In order to protect information-bearing DNA they encapsulated it in a synthetic 'fossil' shell made from a microscopic silica glass particle with diameter of roughly 150 nanometres.
"We looked at ways of stabilising DNA, and we developed a method of encapsulating DNA into small glass particles. And we've shown that in these particles traces are more stable, these DNA traces are more stable than they are otherwise in the environment," added Grass.
The researchers say that encapsulation in silica is roughly comparable to that of fossilised bones. The long-term stability of the DNA can be estimated by comparisons to other DNA storage facilities, such as Norway's Svalbard Global Seed Vault, where genetic material is stored at minus 18 degrees Celsius and can survive for more than a million years.
To demonstrate the technology, the researchers encoded in DNA "The Methods of Mechanical Theorems" written by ancient Greek scientist Archimedes at least two thousand years ago. Grass explained how his team devised a method for translating the written word into DNA. "We decide how a letter is translated to a sequence of, let's say, nucleotides - so the building blocks of DNA. And so we then generate an enormous file that instead of letters and spaces and numbers, it's just a sequence of A, C, T and G," he said. "This file we send to a company and that company synthesises that DNA according to our file we sent them. So they then synthesise DNA sequences with exactly the sequence of the nucleotides that we predefined."
They then simulated the degradation of the DNA over a long period of time by storing it at a temperature between 60 and 70 degrees Celsius for up to a month, replicating the chemical degradation that takes place over hundreds of years within a few weeks. The glass shells turned out to be particularly robust and, through the use of a fluoride solution, the DNA could be easily separated from the glass so the information can be read.
Successfully decoding the DNA-encoded information required a built in fail-safe mechanism. New algorithms designed by Reinhard Heckel from ETH Zurich's Communication Technology Laboratory added extra layers of information to the actual data so that it was still accurate and error-free even if one part of the data got lost or shifted.

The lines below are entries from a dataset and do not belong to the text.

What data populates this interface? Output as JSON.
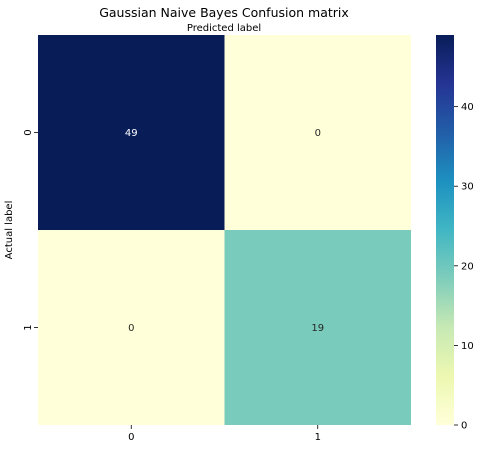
{
  "chart_data": {
    "type": "heatmap",
    "title": "Gaussian Naive Bayes Confusion matrix",
    "xlabel": "Predicted label",
    "ylabel": "Actual label",
    "x_categories": [
      "0",
      "1"
    ],
    "y_categories": [
      "0",
      "1"
    ],
    "values": [
      [
        49,
        0
      ],
      [
        0,
        19
      ]
    ],
    "colormap": "YlGnBu",
    "colorbar": {
      "range": [
        0,
        49
      ],
      "ticks": [
        "0",
        "10",
        "20",
        "30",
        "40"
      ]
    },
    "annotations": true,
    "xlabel_position": "top"
  }
}
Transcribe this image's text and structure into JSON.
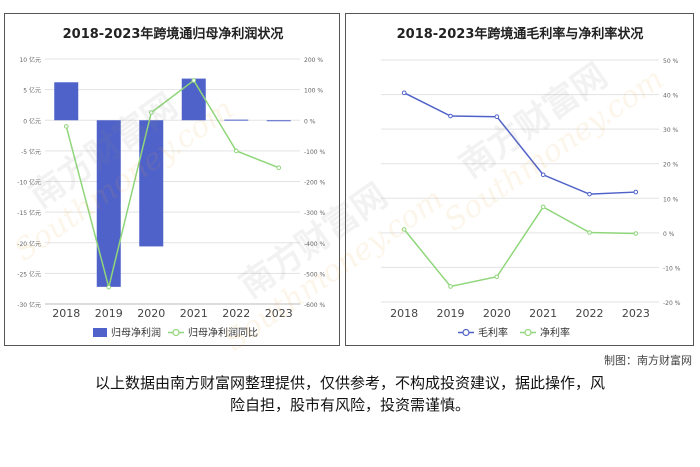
{
  "chart_data": [
    {
      "type": "bar+line",
      "title": "2018-2023年跨境通归母净利润状况",
      "categories": [
        "2018",
        "2019",
        "2020",
        "2021",
        "2022",
        "2023"
      ],
      "left_axis": {
        "ticks": [
          "10 亿元",
          "5 亿元",
          "0 亿元",
          "-5 亿元",
          "-10 亿元",
          "-15 亿元",
          "-20 亿元",
          "-25 亿元",
          "-30 亿元"
        ],
        "ylim": [
          -30,
          10
        ],
        "unit": "亿元"
      },
      "right_axis": {
        "ticks": [
          "200 %",
          "100 %",
          "0 %",
          "-100 %",
          "-200 %",
          "-300 %",
          "-400 %",
          "-500 %",
          "-600 %"
        ],
        "ylim": [
          -600,
          200
        ],
        "unit": "%"
      },
      "series": [
        {
          "name": "归母净利润",
          "kind": "bar",
          "axis": "left",
          "color": "#4f62c9",
          "values": [
            6.2,
            -27.2,
            -20.6,
            6.8,
            0.1,
            -0.1
          ]
        },
        {
          "name": "归母净利润同比",
          "kind": "line",
          "axis": "right",
          "color": "#8fd67a",
          "values": [
            -20,
            -545,
            25,
            130,
            -100,
            -155
          ]
        }
      ],
      "legend_position": "bottom"
    },
    {
      "type": "line",
      "title": "2018-2023年跨境通毛利率与净利率状况",
      "categories": [
        "2018",
        "2019",
        "2020",
        "2021",
        "2022",
        "2023"
      ],
      "right_axis": {
        "ticks": [
          "50 %",
          "40 %",
          "30 %",
          "20 %",
          "10 %",
          "0 %",
          "-10 %",
          "-20 %"
        ],
        "ylim": [
          -20,
          50
        ],
        "unit": "%"
      },
      "series": [
        {
          "name": "毛利率",
          "color": "#4f62c9",
          "values": [
            40.5,
            33.8,
            33.6,
            16.8,
            11.2,
            11.8
          ]
        },
        {
          "name": "净利率",
          "color": "#8fd67a",
          "values": [
            1.0,
            -15.5,
            -12.7,
            7.5,
            0.1,
            -0.2
          ]
        }
      ],
      "legend_position": "bottom"
    }
  ],
  "credit": "制图：南方财富网",
  "disclaimer": {
    "line1": "以上数据由南方财富网整理提供，仅供参考，不构成投资建议，据此操作，风",
    "line2": "险自担，股市有风险，投资需谨慎。"
  },
  "watermark": {
    "cn": "南方财富网",
    "en": "Southmoney.com"
  }
}
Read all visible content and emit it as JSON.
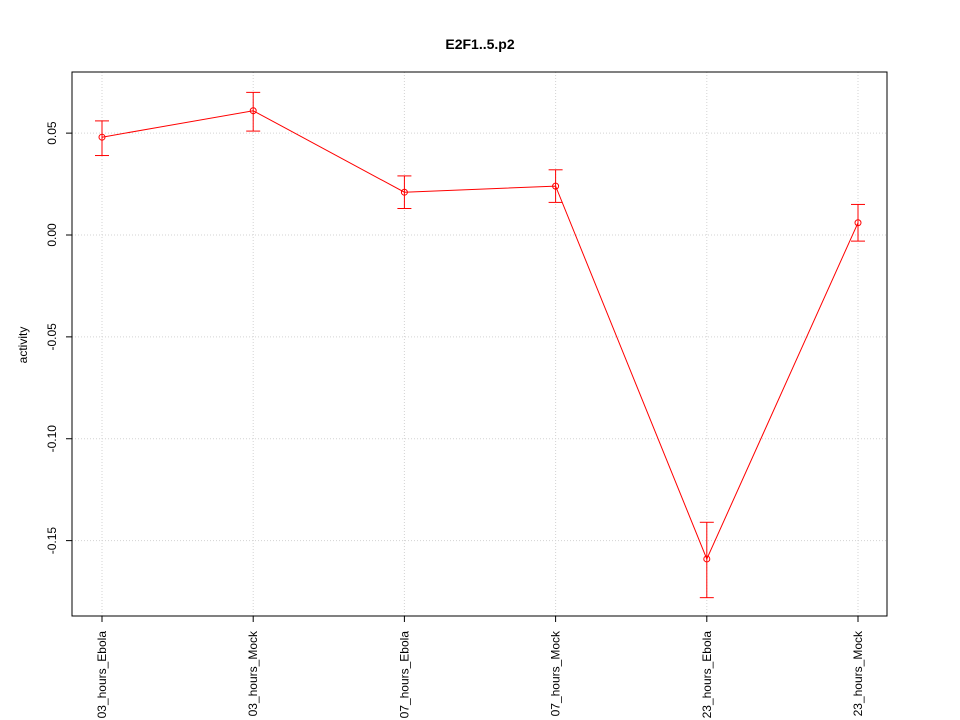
{
  "chart_data": {
    "type": "line",
    "title": "E2F1..5.p2",
    "xlabel": "",
    "ylabel": "activity",
    "categories": [
      "03_hours_Ebola",
      "03_hours_Mock",
      "07_hours_Ebola",
      "07_hours_Mock",
      "23_hours_Ebola",
      "23_hours_Mock"
    ],
    "series": [
      {
        "values": [
          0.048,
          0.061,
          0.021,
          0.024,
          -0.159,
          0.006
        ],
        "error_low": [
          0.039,
          0.051,
          0.013,
          0.016,
          -0.178,
          -0.003
        ],
        "error_high": [
          0.056,
          0.07,
          0.029,
          0.032,
          -0.141,
          0.015
        ],
        "color": "#ff0000"
      }
    ],
    "ylim": [
      -0.187,
      0.08
    ],
    "yticks": [
      -0.15,
      -0.1,
      -0.05,
      0.0,
      0.05
    ],
    "ytick_labels": [
      "-0.15",
      "-0.10",
      "-0.05",
      "0.00",
      "0.05"
    ],
    "grid": true,
    "grid_color": "#d3d3d3",
    "line_color": "#ff0000"
  }
}
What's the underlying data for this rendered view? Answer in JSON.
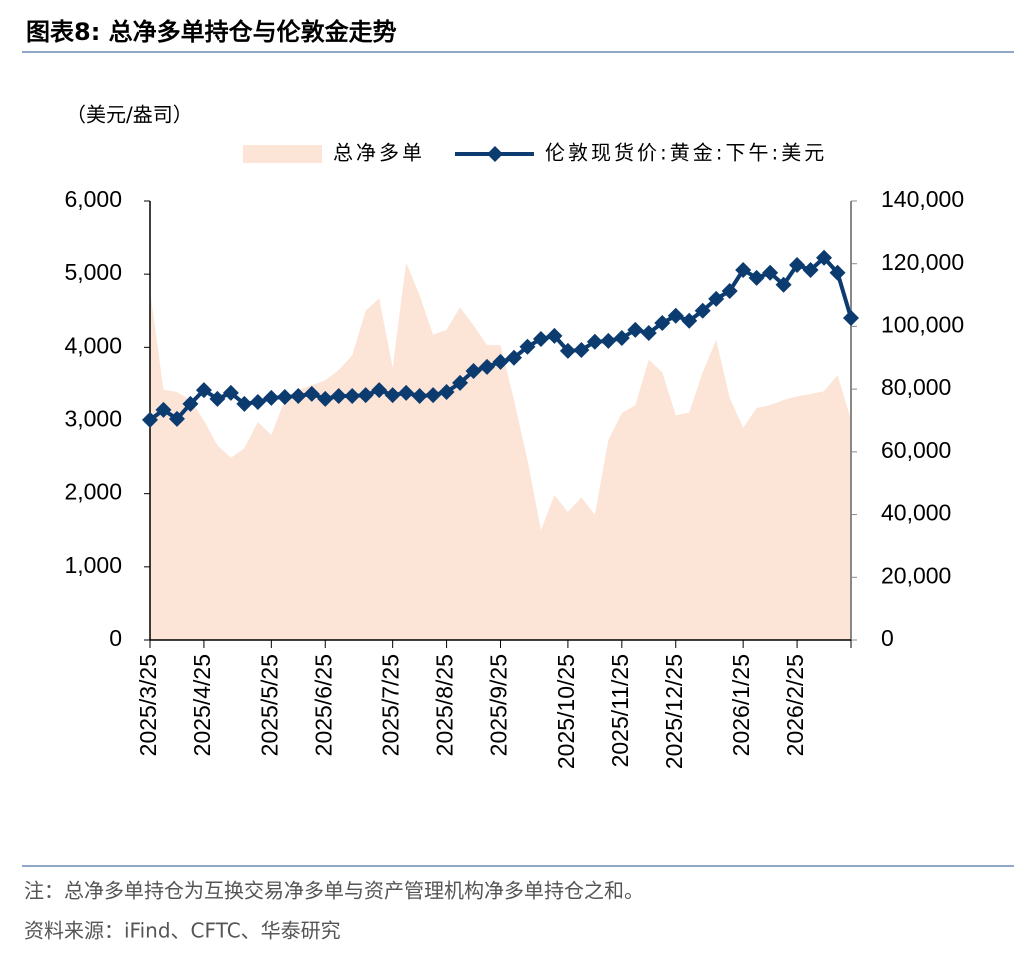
{
  "chart_data": {
    "type": "area-line",
    "title": "图表8:  总净多单持仓与伦敦金走势",
    "unit_label": "（美元/盎司）",
    "note": "注：总净多单持仓为互换交易净多单与资产管理机构净多单持仓之和。",
    "source": "资料来源：iFind、CFTC、华泰研究",
    "categories": [
      "2025/3/25",
      null,
      null,
      null,
      "2025/4/25",
      null,
      null,
      null,
      null,
      "2025/5/25",
      null,
      null,
      null,
      "2025/6/25",
      null,
      null,
      null,
      null,
      "2025/7/25",
      null,
      null,
      null,
      "2025/8/25",
      null,
      null,
      null,
      "2025/9/25",
      null,
      null,
      null,
      null,
      "2025/10/25",
      null,
      null,
      null,
      "2025/11/25",
      null,
      null,
      null,
      "2025/12/25",
      null,
      null,
      null,
      null,
      "2026/1/25",
      null,
      null,
      null,
      "2026/2/25",
      null,
      null,
      null,
      null
    ],
    "series": [
      {
        "name": "总净多单",
        "type": "area",
        "axis": "y",
        "color": "#fce4d6",
        "values": [
          4780,
          3420,
          3390,
          3280,
          3000,
          2660,
          2490,
          2620,
          2980,
          2800,
          3280,
          3420,
          3480,
          3550,
          3690,
          3890,
          4500,
          4670,
          3720,
          5160,
          4710,
          4170,
          4240,
          4550,
          4300,
          4030,
          4030,
          3280,
          2460,
          1500,
          1980,
          1750,
          1950,
          1710,
          2730,
          3100,
          3210,
          3830,
          3660,
          3070,
          3110,
          3660,
          4100,
          3310,
          2900,
          3170,
          3210,
          3280,
          3330,
          3360,
          3400,
          3620,
          3010
        ]
      },
      {
        "name": "伦敦现货价:黄金:下午:美元",
        "type": "line",
        "axis": "y2",
        "color": "#0c3b70",
        "values": [
          70200,
          73400,
          70500,
          75300,
          79700,
          76900,
          78800,
          75300,
          75900,
          77200,
          77500,
          77800,
          78500,
          76900,
          77800,
          77800,
          78100,
          79700,
          78100,
          78800,
          77800,
          78100,
          79100,
          82000,
          85800,
          87100,
          88700,
          90000,
          93500,
          96000,
          97000,
          92200,
          92500,
          95100,
          95400,
          96300,
          98900,
          97900,
          101100,
          103400,
          101800,
          105000,
          108800,
          111300,
          118000,
          115500,
          117100,
          113300,
          119600,
          118000,
          121900,
          117100,
          102700
        ]
      }
    ],
    "ylim": [
      0,
      6000
    ],
    "yticks": [
      0,
      {
        "value": 1000,
        "label": "1,000"
      },
      {
        "value": 2000,
        "label": "2,000"
      },
      {
        "value": 3000,
        "label": "3,000"
      },
      {
        "value": 4000,
        "label": "4,000"
      },
      {
        "value": 5000,
        "label": "5,000"
      },
      {
        "value": 6000,
        "label": "6,000"
      }
    ],
    "y2lim": [
      0,
      140000
    ],
    "y2ticks": [
      0,
      {
        "value": 20000,
        "label": "20,000"
      },
      {
        "value": 40000,
        "label": "40,000"
      },
      {
        "value": 60000,
        "label": "60,000"
      },
      {
        "value": 80000,
        "label": "80,000"
      },
      {
        "value": 100000,
        "label": "100,000"
      },
      {
        "value": 120000,
        "label": "120,000"
      },
      {
        "value": 140000,
        "label": "140,000"
      }
    ],
    "grid": false
  }
}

Despite proving the technology at their lab in Zurich, the team concedes that viable DNA data storage will need significant investment to become a reality. While the hardware to decode the DNA has become cheaper, the cost of actually manufacturing DNA with the information encoded inside is still very expensive. Grass said it will take investment from governments and large corporations to make it possible.
But he added that the prospect of storing mankind's collective knowledge in a sprinkling of synthetic DNA could eventually mean information security for future generations.
"If you, for example, think of a tablespoon filled with DNA; that would include all of the information on Facebook and Wikipedia and Twitter - and all that just in that small heap of DNA. Whereas nowadays you need enormous server farms and cooling and maintenance because the current methods decay over time," said Grass.
"In that tablespoon you would have everything very stable in a very small space with a guaranteed stability for a very long time."